SOC Monitor

Position Responsibilities :

1.Monitoring and Analysis:

•Continuously monitor security events using various security information and event management (SIEM) tools.

•Analyze logs and alerts from different sources to identify potential security threats and incidents.

2.Incident Response:

• Respond to security incidents, including malware infections, network intrusions, and data breaches.

•Perform initial triage and assessment of security incidents.

•Escalate incidents to higher-level security analysts or incident response teams as needed.

3.Threat Detection:

•Identify and investigate suspicious activities and anomalies within the network and systems.

•Use threat intelligence sources to stay informed about the latest security threats and vulnerabilities.

4.Documentation and Reporting:

•Document all security incidents, including the steps taken to investigate and resolve them.

•Prepare regular reports on security incidents, findings, and remediation efforts.

5.Security Controls:

•Ensure the effectiveness of existing security controls and recommend improvements.

•Assist in the implementation and maintenance of security tools and technologies.

6.Collaboration and Communication:

•Work closely with other IT and security teams to resolve security incidents.

•Communicate effectively with stakeholders regarding security issues and incident status.

Personnel Qualification Requirements :

1.Education:

Bachelor’s degree in Information Security, Computer Science, or related field.

2.Work experience:

1.1-3 years of experience in a security operations or similar role；

2.Candidates with experience in SOC,network monitoring or security analysis are preferred.

3.Certifications:

Relevant certifications such as Certified Information Systems Auditor（CISA）,Certified Information Systems Security Professional (CISSP), or similar are preferred.

4.Working Conditions:

May require shift work to provide 24/7 monitoring coverage.Ability to work under pressure and respond to high-severity incidents promptly.

Personnal Skill Requirements :

1.Networking

•Understanding of TCP/IP, network protocols, and network security architecture.

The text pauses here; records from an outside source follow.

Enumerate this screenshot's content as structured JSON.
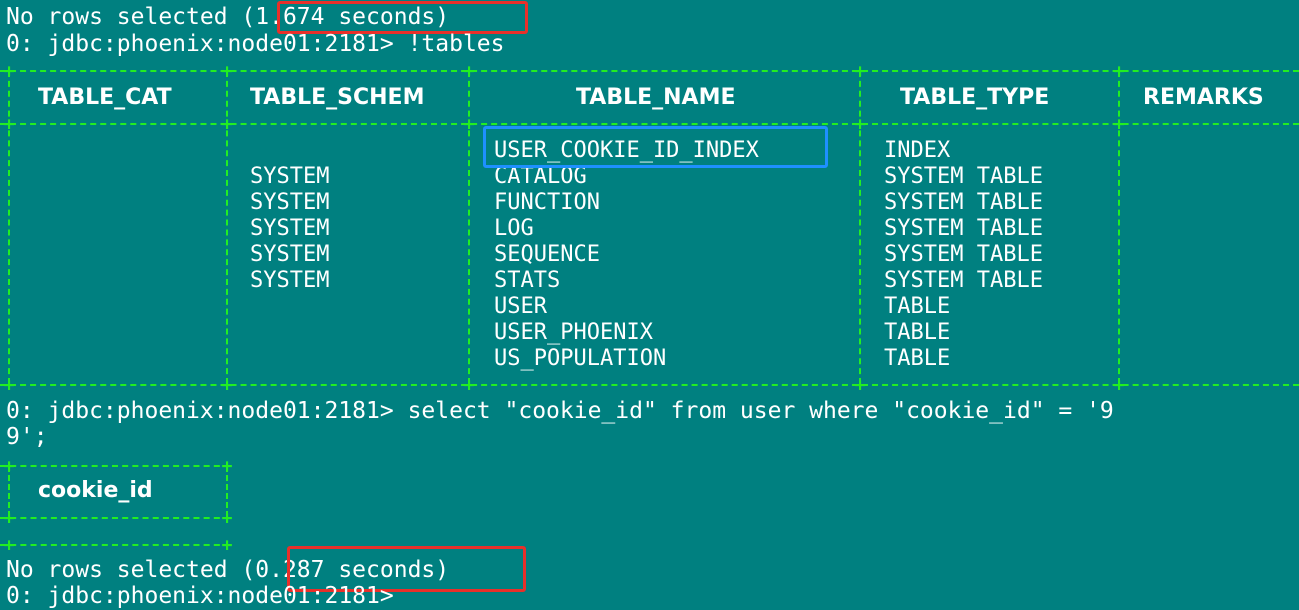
{
  "terminal": {
    "line1_prefix": "No rows selected ",
    "line1_time": "(1.674 seconds)",
    "prompt_tables": "0: jdbc:phoenix:node01:2181> !tables",
    "tables_result": {
      "columns": [
        "TABLE_CAT",
        "TABLE_SCHEM",
        "TABLE_NAME",
        "TABLE_TYPE",
        "REMARKS"
      ],
      "rows": [
        {
          "cat": "",
          "schem": "",
          "name": "USER_COOKIE_ID_INDEX",
          "type": "INDEX",
          "remarks": ""
        },
        {
          "cat": "",
          "schem": "SYSTEM",
          "name": "CATALOG",
          "type": "SYSTEM TABLE",
          "remarks": ""
        },
        {
          "cat": "",
          "schem": "SYSTEM",
          "name": "FUNCTION",
          "type": "SYSTEM TABLE",
          "remarks": ""
        },
        {
          "cat": "",
          "schem": "SYSTEM",
          "name": "LOG",
          "type": "SYSTEM TABLE",
          "remarks": ""
        },
        {
          "cat": "",
          "schem": "SYSTEM",
          "name": "SEQUENCE",
          "type": "SYSTEM TABLE",
          "remarks": ""
        },
        {
          "cat": "",
          "schem": "SYSTEM",
          "name": "STATS",
          "type": "SYSTEM TABLE",
          "remarks": ""
        },
        {
          "cat": "",
          "schem": "",
          "name": "USER",
          "type": "TABLE",
          "remarks": ""
        },
        {
          "cat": "",
          "schem": "",
          "name": "USER_PHOENIX",
          "type": "TABLE",
          "remarks": ""
        },
        {
          "cat": "",
          "schem": "",
          "name": "US_POPULATION",
          "type": "TABLE",
          "remarks": ""
        }
      ]
    },
    "prompt_select_line1": "0: jdbc:phoenix:node01:2181> select \"cookie_id\" from user where \"cookie_id\" = '9",
    "prompt_select_line2": "9';",
    "select_result": {
      "columns": [
        "cookie_id"
      ]
    },
    "line_end_prefix": "No rows selected ",
    "line_end_time": "(0.287 seconds)",
    "prompt_final": "0: jdbc:phoenix:node01:2181>"
  },
  "colors": {
    "background": "#008080",
    "text": "#ffffff",
    "table_border": "#22ee22",
    "highlight_red": "#e8302a",
    "highlight_blue": "#1e90ff"
  }
}
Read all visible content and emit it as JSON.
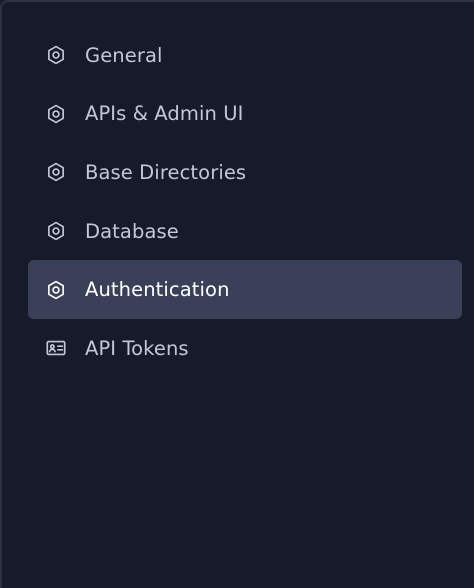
{
  "sidebar": {
    "items": [
      {
        "label": "General",
        "icon": "gear-icon",
        "active": false
      },
      {
        "label": "APIs & Admin UI",
        "icon": "gear-icon",
        "active": false
      },
      {
        "label": "Base Directories",
        "icon": "gear-icon",
        "active": false
      },
      {
        "label": "Database",
        "icon": "gear-icon",
        "active": false
      },
      {
        "label": "Authentication",
        "icon": "gear-icon",
        "active": true
      },
      {
        "label": "API Tokens",
        "icon": "id-card-icon",
        "active": false
      }
    ]
  },
  "colors": {
    "background": "#161a2b",
    "active_bg": "#394057",
    "text": "#c4c8d6",
    "active_text": "#ffffff"
  }
}
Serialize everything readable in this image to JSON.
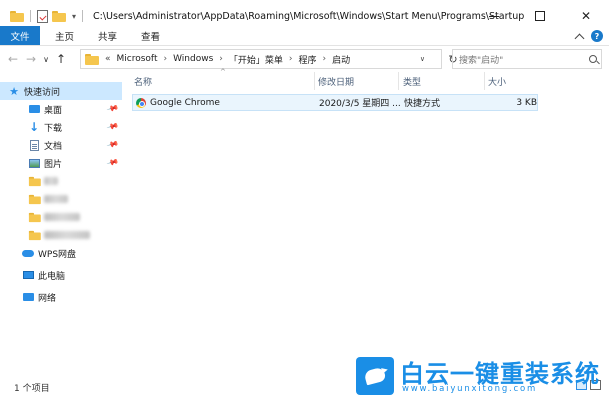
{
  "window": {
    "title_path": "C:\\Users\\Administrator\\AppData\\Roaming\\Microsoft\\Windows\\Start Menu\\Programs\\Startup",
    "controls": {
      "minimize": "",
      "maximize": "",
      "close": "✕"
    }
  },
  "ribbon": {
    "tabs": [
      "文件",
      "主页",
      "共享",
      "查看"
    ],
    "help": "?"
  },
  "address": {
    "back": "←",
    "forward": "→",
    "recent": "∨",
    "up": "↑",
    "overflow": "«",
    "crumbs": [
      "Microsoft",
      "Windows",
      "「开始」菜单",
      "程序",
      "启动"
    ],
    "separator": "›",
    "refresh": "↻",
    "search_placeholder": "搜索\"启动\""
  },
  "sidebar": {
    "quick_access": "快速访问",
    "pinned": [
      {
        "label": "桌面",
        "icon": "desktop-icon"
      },
      {
        "label": "下载",
        "icon": "download-icon"
      },
      {
        "label": "文档",
        "icon": "documents-icon"
      },
      {
        "label": "图片",
        "icon": "pictures-icon"
      }
    ],
    "wps": "WPS网盘",
    "this_pc": "此电脑",
    "network": "网络"
  },
  "columns": {
    "name": "名称",
    "modified": "修改日期",
    "type": "类型",
    "size": "大小",
    "sort_indicator": "^"
  },
  "files": [
    {
      "name": "Google Chrome",
      "modified": "2020/3/5 星期四 ...",
      "type": "快捷方式",
      "size": "3 KB",
      "icon": "chrome-icon"
    }
  ],
  "status": {
    "item_count": "1 个项目"
  },
  "watermark": {
    "title": "白云一键重装系统",
    "url": "www.baiyunxitong.com"
  }
}
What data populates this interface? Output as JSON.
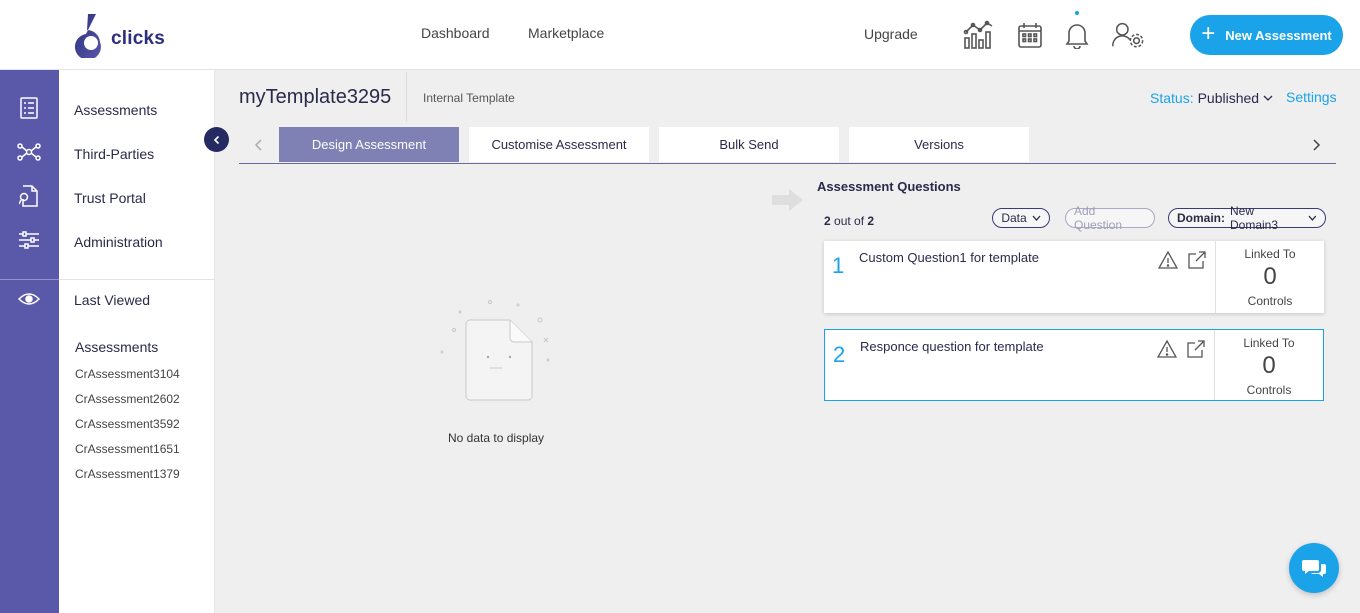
{
  "header": {
    "logo_text": "clicks",
    "nav": [
      "Dashboard",
      "Marketplace"
    ],
    "upgrade": "Upgrade",
    "icons": [
      "analytics-icon",
      "calendar-icon",
      "bell-icon",
      "user-settings-icon"
    ],
    "new_assessment": "New Assessment",
    "accent": "#1aa3e8"
  },
  "rail": {
    "icons": [
      "assessments-icon",
      "third-parties-icon",
      "trust-portal-icon",
      "administration-icon",
      "eye-icon"
    ],
    "color": "#5a58a8"
  },
  "sidebar": {
    "items": [
      "Assessments",
      "Third-Parties",
      "Trust Portal",
      "Administration"
    ],
    "last_viewed": "Last Viewed",
    "recent_group": "Assessments",
    "recent": [
      "CrAssessment3104",
      "CrAssessment2602",
      "CrAssessment3592",
      "CrAssessment1651",
      "CrAssessment1379"
    ]
  },
  "page": {
    "title": "myTemplate3295",
    "type": "Internal Template",
    "status_label": "Status:",
    "status_value": "Published",
    "settings": "Settings"
  },
  "tabs": [
    {
      "label": "Design Assessment",
      "active": true
    },
    {
      "label": "Customise Assessment",
      "active": false
    },
    {
      "label": "Bulk Send",
      "active": false
    },
    {
      "label": "Versions",
      "active": false
    }
  ],
  "empty": {
    "text": "No data to display"
  },
  "questions": {
    "title": "Assessment Questions",
    "count_shown": "2",
    "count_sep": "out of",
    "count_total": "2",
    "data_btn": "Data",
    "add_btn": "Add Question",
    "domain_key": "Domain:",
    "domain_value": "New Domain3",
    "items": [
      {
        "number": "1",
        "text": "Custom Question1 for template",
        "linked_label": "Linked To",
        "linked_count": "0",
        "linked_unit": "Controls"
      },
      {
        "number": "2",
        "text": "Responce question for template",
        "linked_label": "Linked To",
        "linked_count": "0",
        "linked_unit": "Controls"
      }
    ]
  }
}
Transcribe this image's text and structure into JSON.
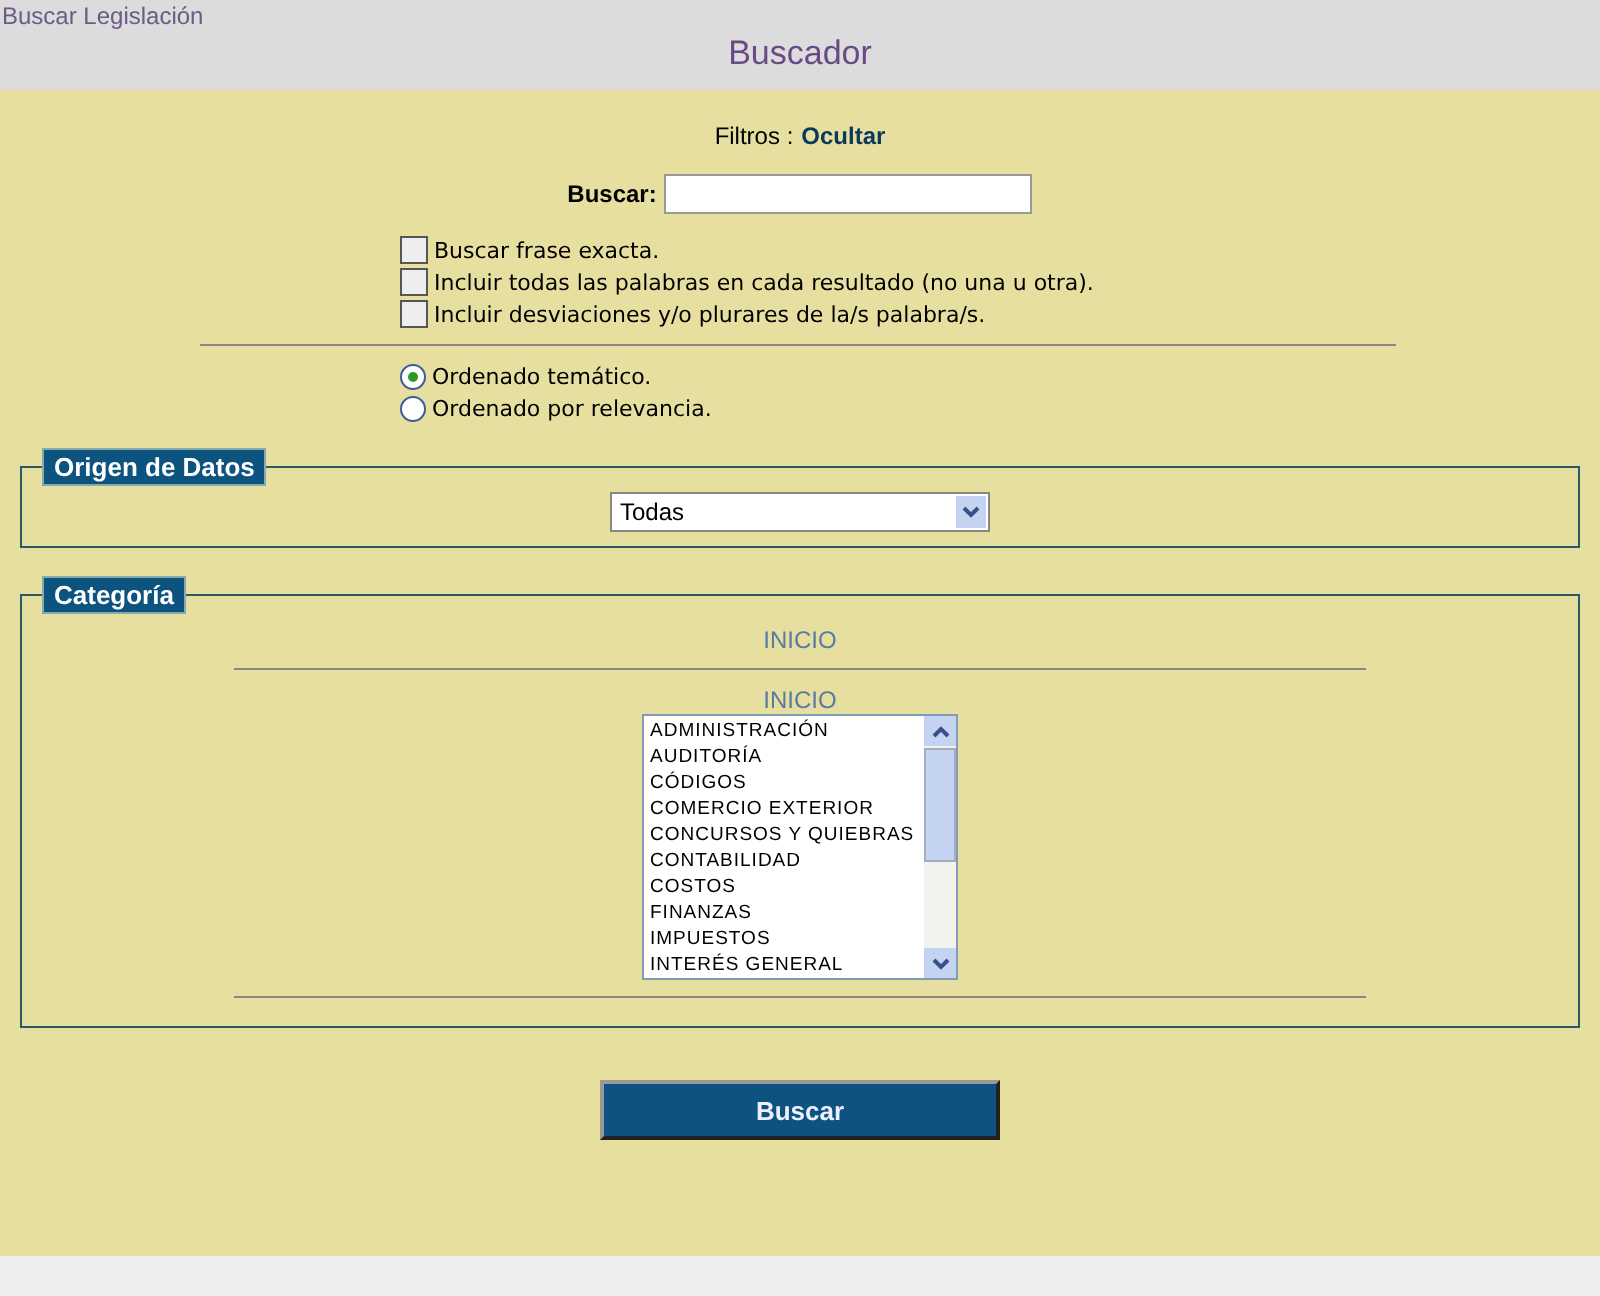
{
  "breadcrumb": "Buscar Legislación",
  "title": "Buscador",
  "filters": {
    "label": "Filtros :",
    "toggle": "Ocultar"
  },
  "search": {
    "label": "Buscar:"
  },
  "options": [
    {
      "label": "Buscar frase exacta.",
      "checked": false
    },
    {
      "label": "Incluir todas las palabras en cada resultado (no una u otra).",
      "checked": false
    },
    {
      "label": "Incluir desviaciones y/o plurares de la/s palabra/s.",
      "checked": false
    }
  ],
  "sort": [
    {
      "label": "Ordenado temático.",
      "selected": true
    },
    {
      "label": "Ordenado por relevancia.",
      "selected": false
    }
  ],
  "origin": {
    "legend": "Origen de Datos",
    "value": "Todas"
  },
  "category": {
    "legend": "Categoría",
    "path": "INICIO",
    "list_title": "INICIO",
    "items": [
      "ADMINISTRACIÓN",
      "AUDITORÍA",
      "CÓDIGOS",
      "COMERCIO EXTERIOR",
      "CONCURSOS Y QUIEBRAS",
      "CONTABILIDAD",
      "COSTOS",
      "FINANZAS",
      "IMPUESTOS",
      "INTERÉS GENERAL"
    ]
  },
  "submit": "Buscar"
}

•Knowledge of network devices such as routers, switches, firewalls, and VPNs.

2.System Administration:

• Proficiency in managing and securing operating systems (Windows, Linux).

• Experience with server management, virtualization, and cloud computing platforms (Huawei Cloud,AWS, Azure, Google Cloud).

3.Security Tools:

•Proficiency in using SIEM tools (e.g., Huawei SecMaster,Splunk, ArcSight, QRadar).

• Familiarity with intrusion detection/prevention systems (IDS/IPS), endpoint protection, and vulnerability management tools.

4.Analytical and Problem-Solving Skills

•Log Analysis:Proficiency in analyzing logs from various sources (network devices, servers, applications) to identify anomalies and security incidents.

•Root Cause Analysis:Ability to perform root cause analysis to understand the origin and impact of security incidents.